Labor Pains: Because Being in a Union can be Painful

Despicable Teacher Union Tactics Draw Blowback

3409642414_a401c0d007.jpgThere is a saying among lawyers that if both the facts and the law are against you, the correct strategy is to jump up and down and bang on the table. Facing a public that is increasingly skeptical of her failed education status quo, it seems Randi Weingarten has adopted that model. But her latest attacks, on former CNN journalist turned education reform advocate Campbell Brown, have exposed a level of contemptibility previously unthinkable, turning the American Federation of Teachers into peddlers of pathetic sexist attacks.

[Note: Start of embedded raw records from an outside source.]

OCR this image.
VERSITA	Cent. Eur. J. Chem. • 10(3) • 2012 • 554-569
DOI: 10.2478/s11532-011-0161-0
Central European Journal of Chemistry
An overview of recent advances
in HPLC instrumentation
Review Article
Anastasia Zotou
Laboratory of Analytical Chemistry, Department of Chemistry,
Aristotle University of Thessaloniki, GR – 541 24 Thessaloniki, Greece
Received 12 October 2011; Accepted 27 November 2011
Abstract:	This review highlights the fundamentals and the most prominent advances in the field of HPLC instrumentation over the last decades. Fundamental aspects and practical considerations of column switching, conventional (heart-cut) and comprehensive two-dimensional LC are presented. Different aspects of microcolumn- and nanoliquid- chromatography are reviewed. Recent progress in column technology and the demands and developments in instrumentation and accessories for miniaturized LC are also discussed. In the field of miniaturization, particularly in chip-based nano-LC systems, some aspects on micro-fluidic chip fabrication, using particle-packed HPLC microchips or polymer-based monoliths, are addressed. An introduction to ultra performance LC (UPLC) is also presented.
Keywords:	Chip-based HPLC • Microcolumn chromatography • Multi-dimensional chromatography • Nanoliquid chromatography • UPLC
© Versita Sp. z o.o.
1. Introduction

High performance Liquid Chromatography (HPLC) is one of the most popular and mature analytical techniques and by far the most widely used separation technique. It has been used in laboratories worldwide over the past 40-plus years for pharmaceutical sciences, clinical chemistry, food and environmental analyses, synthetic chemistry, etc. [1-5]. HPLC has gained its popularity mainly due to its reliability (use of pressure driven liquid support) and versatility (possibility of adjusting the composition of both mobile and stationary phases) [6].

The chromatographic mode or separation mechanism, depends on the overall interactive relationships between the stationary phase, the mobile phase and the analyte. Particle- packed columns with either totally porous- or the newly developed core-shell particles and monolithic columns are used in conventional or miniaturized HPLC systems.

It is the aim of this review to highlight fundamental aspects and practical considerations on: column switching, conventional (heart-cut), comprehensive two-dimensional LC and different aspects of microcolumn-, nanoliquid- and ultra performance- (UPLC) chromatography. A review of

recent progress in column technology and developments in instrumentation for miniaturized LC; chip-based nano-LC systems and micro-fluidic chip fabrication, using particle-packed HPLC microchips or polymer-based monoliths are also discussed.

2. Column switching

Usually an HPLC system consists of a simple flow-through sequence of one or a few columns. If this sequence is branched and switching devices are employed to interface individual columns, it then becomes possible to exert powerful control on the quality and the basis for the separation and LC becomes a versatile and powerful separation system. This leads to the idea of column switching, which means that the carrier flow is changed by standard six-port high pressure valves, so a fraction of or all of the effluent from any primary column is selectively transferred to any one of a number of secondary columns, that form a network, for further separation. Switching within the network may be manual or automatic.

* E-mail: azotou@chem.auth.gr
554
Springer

The union campaign depicts Brown, who leads a group that has filed a New York State lawsuit modeled on the Vergara v. California case that found teacher tenure laws unconstitutional, as the puppet of former D.C. schools chancellor Michelle Rhee and Brown’s husband, GOP policy adviser Dan Senor. The implication that Brown is a puppet outraged center-left syndicated columnist Kristen Powers:

For this, she has been on the receiving end of a sexist assault by the American Federation of Teachers and opponents of education reform. AFT President Randi Weingarten took to Twitter to accuse Brown of not being balanced in her approach to school reform because “she’s married to Romney adviser Dan Senor.”

 

To Weingarten, women are not people with thoughts of their own. No, they’re empty vessels who do their husband’s bidding.

The campaign is run by two left-wing union front groups: the “Alliance for Quality Education” (which is a legally related entity to left-wing organizing outfit Citizen Action of New York) and New York Communities for Change (whom you might remember as the ringleaders of SEIU’s fast food strikes and as a successor organization to the discredited ACORN outfit). AFT affiliates have paid these organizations handsomely for past campaigns. The NYC teachers union paid Citizen Action $104,000 in the 2013 reporting year, with the New York State United Teachers (the AFT New York State federation) chipping in $62,100 directly to AQE. For good measure, NYSUT threw $185,000 to the Public Policy and Education Fund, another AQE-related organization. AFT affiliates paid NYCC $288,922 that year.

We doubt Brown or her supporters—who include the lawyer who argued Al Gore’s case before the Supreme Court in 2000—will be deterred by Randi’s insults or the AFT-funded front groups’ activism. Recent polling shows a majority of the public opposes teacher tenure. We suspect banging on the table and hurling insults won’t convince Americans that Randi Weingarten is a force for good in American education.